For five years, the funds barely moved. Then, a highly sophisticated laundering operation began.
The Launderer’s Playbook:
Automated peeling chains to slowly siphon funds.
Depositing funds into darknet markets (like AlphaBay) to use them as makeshift mixers.
Chain hopping into Monero (XMR) to break the public ledger trail.
Using fictitious shell companies to justify cash-outs to traditional bank accounts.
Live Trace: Following the Peeling Chains
The launderers used automated scripts to move the stolen BTC through thousands of small, rapid transactions. This is a classic peeling chain.
The Input: A large chunk of stolen BTC.
The Peel: A small fraction sent to a darknet market or exchange.
The Change: The remaining balance sent to a new, fresh address controlled by the launderers.
The Pattern: 1 input \(\rightarrow\) 2 outputs. Repeated thousands of times.
Interactive Walkthrough: Let’s look at the actual chain.
Breaking the Obfuscation: Account Clustering
The launderers sent thousands of “peels” into virtual currency exchanges (VCEs) using dozens of different user accounts, hoping to look like many unrelated users.

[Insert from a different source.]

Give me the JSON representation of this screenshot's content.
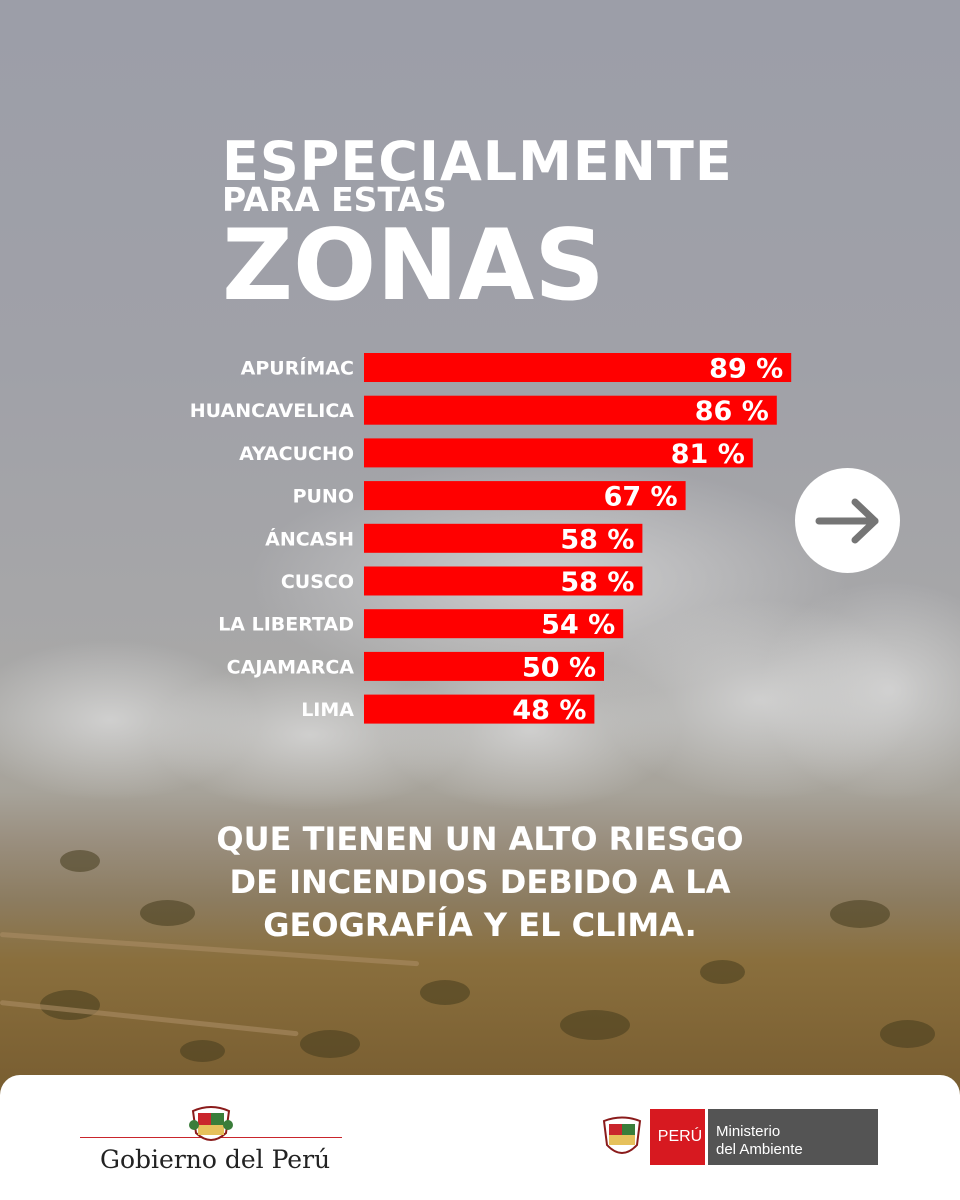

How investigators clustered the accounts:
On-Chain Clustering (CIOH): The launderers occasionally swept funds from multiple deposit addresses into a single transaction to pay for network fees, accidentally proving they owned all of them.

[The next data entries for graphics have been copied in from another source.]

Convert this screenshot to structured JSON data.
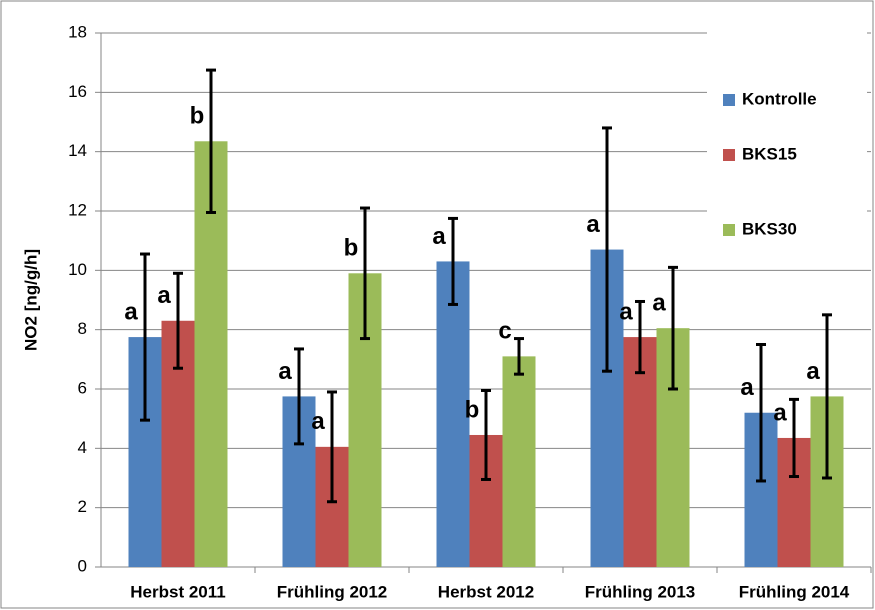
{
  "chart_data": {
    "type": "bar",
    "y_label": "NO2  [ng/g/h]",
    "categories": [
      "Herbst 2011",
      "Frühling 2012",
      "Herbst 2012",
      "Frühling 2013",
      "Frühling 2014"
    ],
    "series": [
      {
        "name": "Kontrolle",
        "color": "#4f81bd",
        "values": [
          7.75,
          5.75,
          10.3,
          10.7,
          5.2
        ],
        "errors": [
          2.8,
          1.6,
          1.45,
          4.1,
          2.3
        ],
        "letters": [
          "a",
          "a",
          "a",
          "a",
          "a"
        ]
      },
      {
        "name": "BKS15",
        "color": "#c0504d",
        "values": [
          8.3,
          4.05,
          4.45,
          7.75,
          4.35
        ],
        "errors": [
          1.6,
          1.85,
          1.5,
          1.2,
          1.3
        ],
        "letters": [
          "a",
          "a",
          "b",
          "a",
          "a"
        ]
      },
      {
        "name": "BKS30",
        "color": "#9bbb59",
        "values": [
          14.35,
          9.9,
          7.1,
          8.05,
          5.75
        ],
        "errors": [
          2.4,
          2.2,
          0.6,
          2.05,
          2.75
        ],
        "letters": [
          "b",
          "b",
          "c",
          "a",
          "a"
        ]
      }
    ],
    "ylim": [
      0,
      18
    ],
    "yticks": [
      0,
      2,
      4,
      6,
      8,
      10,
      12,
      14,
      16,
      18
    ],
    "grid": true,
    "legend": "top-right"
  }
}
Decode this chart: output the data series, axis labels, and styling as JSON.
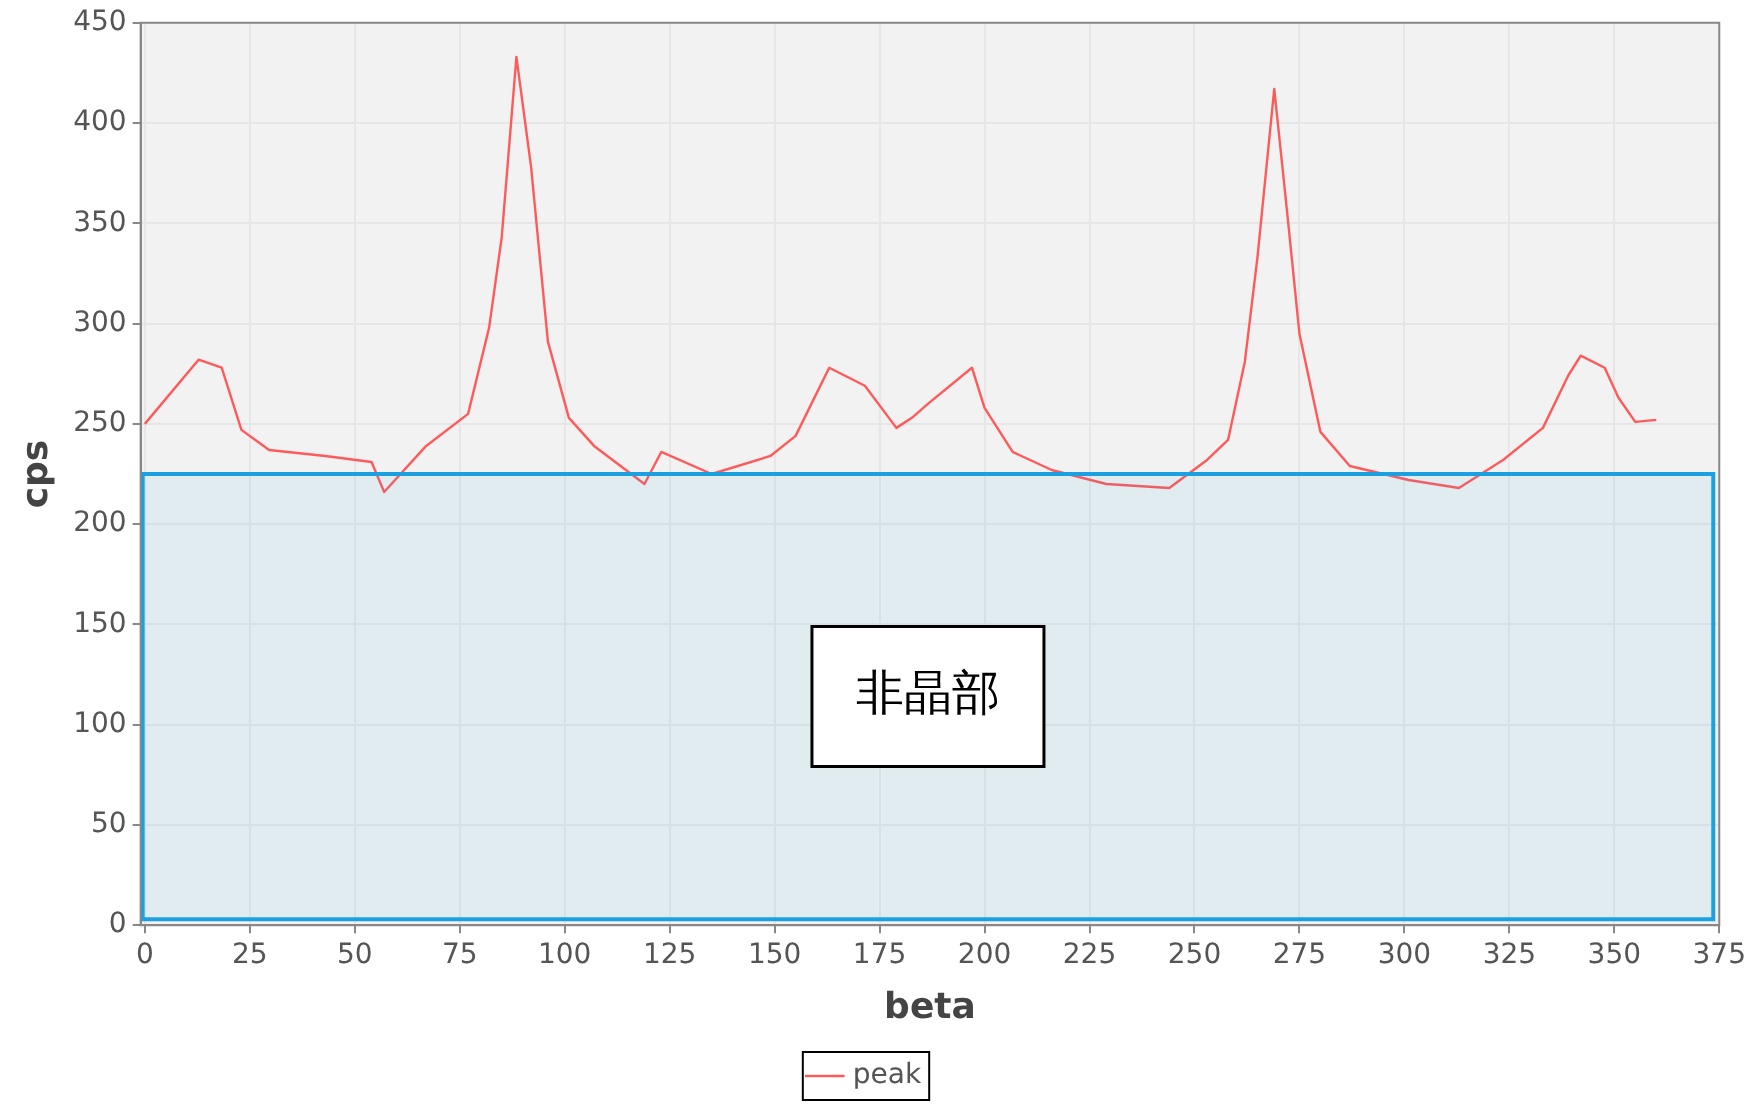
{
  "chart_data": {
    "type": "line",
    "xlabel": "beta",
    "ylabel": "cps",
    "x": [
      0,
      12.8,
      18.3,
      23,
      29.6,
      43,
      54,
      57,
      67,
      77,
      82,
      85,
      88.5,
      92,
      96,
      101,
      107,
      119,
      123,
      135,
      149,
      155,
      163,
      171.5,
      179,
      182.7,
      186.5,
      197,
      200,
      206.7,
      216,
      229,
      244,
      253,
      258,
      262,
      265,
      269,
      272,
      275,
      280,
      287,
      301,
      313,
      323.5,
      333,
      339,
      342,
      347.7,
      351,
      355,
      360
    ],
    "series": [
      {
        "name": "peak",
        "color": "#ff5a5a",
        "values": [
          250,
          282,
          278,
          247,
          237,
          234,
          231,
          216,
          239,
          255,
          298,
          343,
          433,
          378,
          291,
          253,
          239,
          220,
          236,
          225,
          234,
          244,
          278,
          269,
          248,
          253,
          260,
          278,
          258,
          236,
          227,
          220,
          218,
          232,
          242,
          281,
          333,
          417,
          357,
          295,
          246,
          229,
          222,
          218,
          232,
          248,
          274,
          284,
          278,
          263,
          251,
          252
        ]
      }
    ],
    "xlim": [
      -1,
      375
    ],
    "xticks": [
      0,
      25,
      50,
      75,
      100,
      125,
      150,
      175,
      200,
      225,
      250,
      275,
      300,
      325,
      350,
      375
    ],
    "ylim": [
      0,
      450
    ],
    "yticks": [
      0,
      50,
      100,
      150,
      200,
      250,
      300,
      350,
      400,
      450
    ],
    "grid": true,
    "legend": "bottom",
    "marker": "none",
    "line_style": "solid",
    "bands": [
      {
        "axis": "y",
        "from": 3,
        "to": 225,
        "label": "非晶部",
        "color": "#1ba1e2"
      }
    ]
  }
}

The AlphaBay Seizure: The launderers used the AlphaBay darknet market to mix funds. But in 2017, law enforcement seized AlphaBay’s servers. The “mixer” suddenly became a giant, unencrypted database of the launderers’ internal transfers.

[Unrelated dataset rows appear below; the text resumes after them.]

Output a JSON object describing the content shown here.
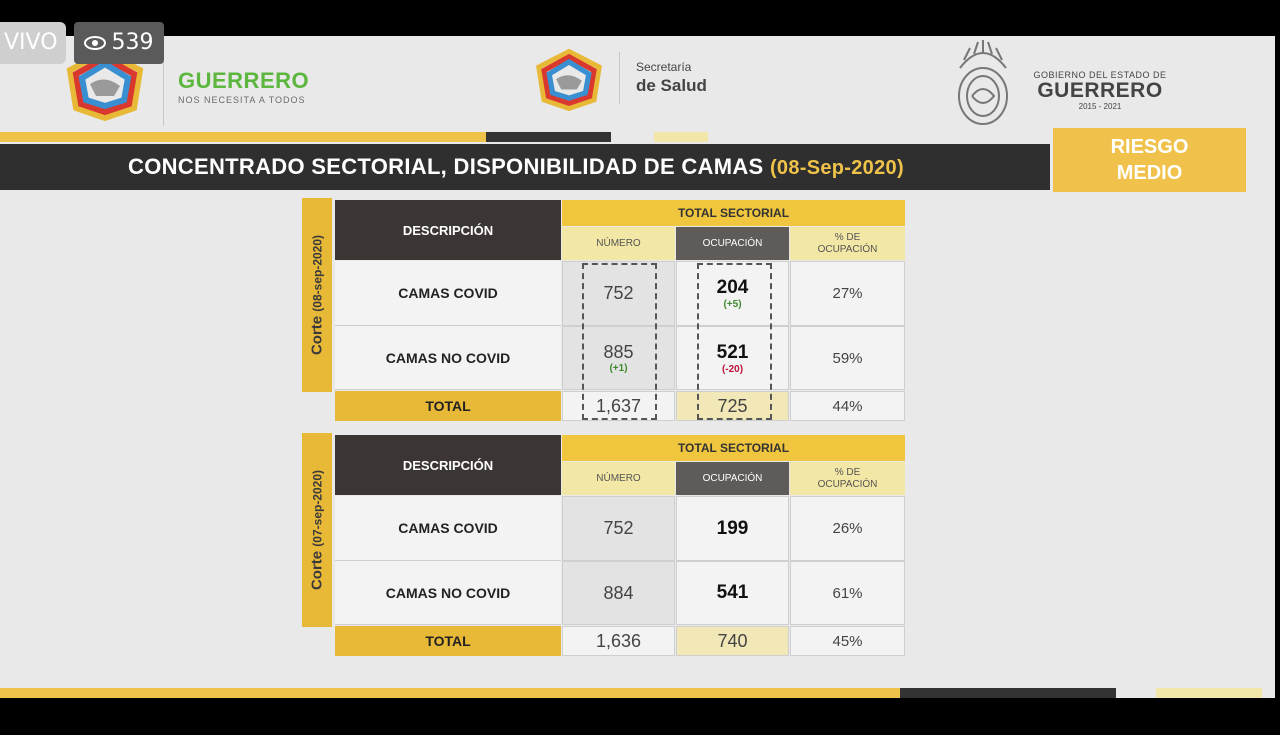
{
  "live": {
    "tag": "VIVO",
    "viewers": "539"
  },
  "header": {
    "guerrero_title": "GUERRERO",
    "guerrero_slogan": "NOS NECESITA A TODOS",
    "salud_line1": "Secretaría",
    "salud_line2": "de Salud",
    "gob_line1": "GOBIERNO DEL ESTADO DE",
    "gob_line2": "GUERRERO",
    "gob_line3": "2015 - 2021"
  },
  "title": {
    "text": "CONCENTRADO SECTORIAL, DISPONIBILIDAD DE CAMAS",
    "date": "(08-Sep-2020)"
  },
  "risk": {
    "line1": "RIESGO",
    "line2": "MEDIO"
  },
  "colors": {
    "gold": "#efc63e",
    "dark": "#2f2f2f",
    "green": "#5db73e",
    "red": "#c0143c"
  },
  "tables": [
    {
      "corte_label": "Corte",
      "corte_date": "(08-sep-2020)",
      "header": {
        "descripcion": "DESCRIPCIÓN",
        "total_sectorial": "TOTAL SECTORIAL",
        "numero": "NÚMERO",
        "ocupacion": "OCUPACIÓN",
        "pct_line1": "% DE",
        "pct_line2": "OCUPACIÓN"
      },
      "rows": [
        {
          "label": "CAMAS COVID",
          "numero": "752",
          "numero_delta": "",
          "ocupacion": "204",
          "ocupacion_delta": "(+5)",
          "pct": "27%"
        },
        {
          "label": "CAMAS NO COVID",
          "numero": "885",
          "numero_delta": "(+1)",
          "ocupacion": "521",
          "ocupacion_delta": "(-20)",
          "pct": "59%"
        }
      ],
      "total": {
        "label": "TOTAL",
        "numero": "1,637",
        "ocupacion": "725",
        "pct": "44%"
      }
    },
    {
      "corte_label": "Corte",
      "corte_date": "(07-sep-2020)",
      "header": {
        "descripcion": "DESCRIPCIÓN",
        "total_sectorial": "TOTAL SECTORIAL",
        "numero": "NÚMERO",
        "ocupacion": "OCUPACIÓN",
        "pct_line1": "% DE",
        "pct_line2": "OCUPACIÓN"
      },
      "rows": [
        {
          "label": "CAMAS COVID",
          "numero": "752",
          "numero_delta": "",
          "ocupacion": "199",
          "ocupacion_delta": "",
          "pct": "26%"
        },
        {
          "label": "CAMAS NO COVID",
          "numero": "884",
          "numero_delta": "",
          "ocupacion": "541",
          "ocupacion_delta": "",
          "pct": "61%"
        }
      ],
      "total": {
        "label": "TOTAL",
        "numero": "1,636",
        "ocupacion": "740",
        "pct": "45%"
      }
    }
  ]
}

Once investigators traced the funds exiting the mixers and entering legitimate exchanges, they hit the chokepoint. They served legal subpoenas to the exchanges.
The Subpoena Returns:
Fake Identities: Accounts were registered to fictitious names and stolen Russian passports.
The OpSec Failure: The accounts logged in using IP addresses associated with a specific cloud hosting provider in New York.
The Gift Cards: One of the exchange accounts was used to purchase a $500 Walmart gift card. The subpoena revealed the gift card was delivered to a personal email address.
The PlayStation: Another portion of the funds was traced to the purchase of a PlayStation, shipped to a physical apartment address in Manhattan.
OSINT: “The Crocodile of Wall Street”
The email addresses and physical shipping addresses from the subpoenas led investigators to a married couple: Ilya Lichtenstein and Heather Morgan.
Investigators immediately pivoted to Open Source Intelligence (OSINT) to build the profile:
LinkedIn/Forbes: Morgan was a regular contributor to Forbes, writing articles about “protecting your business from cybercriminals.”
Social Media: Morgan had a highly public alter-ego as a comedic rapper named “Razzlekhan,” self-described as the “Crocodile of Wall Street.”
Business Records: They operated several tech startups, which were used to justify the sudden influx of cash entering their traditional bank accounts.
The Intelligence Fusion: The on-chain cluster of stolen Bitfinex funds was now irrevocably tied to two real, highly visible people living in New York City.
The Takedown and The Cloud Seizure
With the identity confirmed, law enforcement obtained a search warrant for Lichtenstein’s cloud storage accounts (linked to the IP addresses from the exchange logins).
The Final Evidence:
Inside the cloud storage, agents found an encrypted spreadsheet.
Upon decryption, the spreadsheet contained a list of 2,000 virtual currency addresses and their corresponding private keys.
These keys perfectly matched the addresses holding the unspent, stolen Bitfinex funds.
February 2022: Lichtenstein and Morgan were arrested. Using the recovered private keys, the DOJ executed the largest financial seizure in U.S. history, recovering approximately 94,000 BTC (valued at $3.6 billion).
Key Lesson: Six years of sophisticated laundering — peeling chains, privacy coin hops, DeFi layering — ultimately failed because of a single KYC link at an exchange, a Walmart gift card, and a cloud storage account. OpSec fails before cryptography does.